Scientific classification
- Kingdom: Plantae
- Clade: Tracheophytes
- Clade: Angiosperms
- Clade: Eudicots
- Clade: Rosids
- Order: Malpighiales
- Family: Malpighiaceae
- Genus: Stigmaphyllon A.Juss.
- Species: 113 species; see text

= Stigmaphyllon =

Genus of flowering plants

Stigmaphyllon is a genus in the Malpighiaceae, a family of about 75 genera of flowering plants in the order Malpighiales. Amazonvine is a common name for species in this genus.

==Distribution==
Stigmaphyllon subg. Stigmaphyllon comprises 92 species of mostly twining woody vines or rarely shrubs native to the Neotropics from southern Mexico to northern Argentina, except Chile and the high Andes; 13 species occur in the West Indies.
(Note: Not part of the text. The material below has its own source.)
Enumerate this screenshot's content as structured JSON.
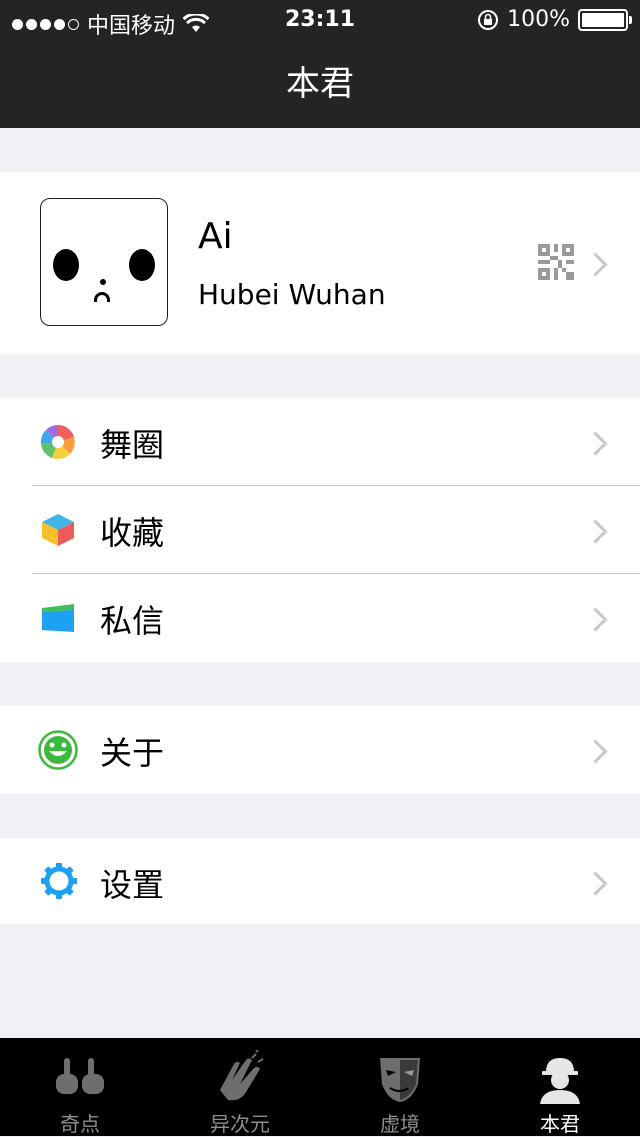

One species (S. bannisterioides) is also found in seashore vegetation along the Atlantic Coast from southern Mexico to northern Brazil, in the West Indies, and along the coast of western Africa (Guinea Bissau, Guinea, Sierra Leone).

Stigmaphyllon subg. Ryssopterys includes 21 species of woody vines of the Sunda Islands (except Borneo and Sumatra), New Guinea, Queensland (Australia), New Caledonia, Vanuatu, the Solomon Islands, Micronesia, Palau, and the Philippines; S. timoriense has also been recorded from Taiwan and the Ryukyu Islands.

===Threatened species===
Three species from Ecuador, Stigmaphyllon ecuadorense (erroneously listed as Stigmaphyllon ecudorense), Stigmaphyllon eggersii, and Stigmaphyllon nudiflorum, are included in the 2006 IUCN Red List of Threatened Species.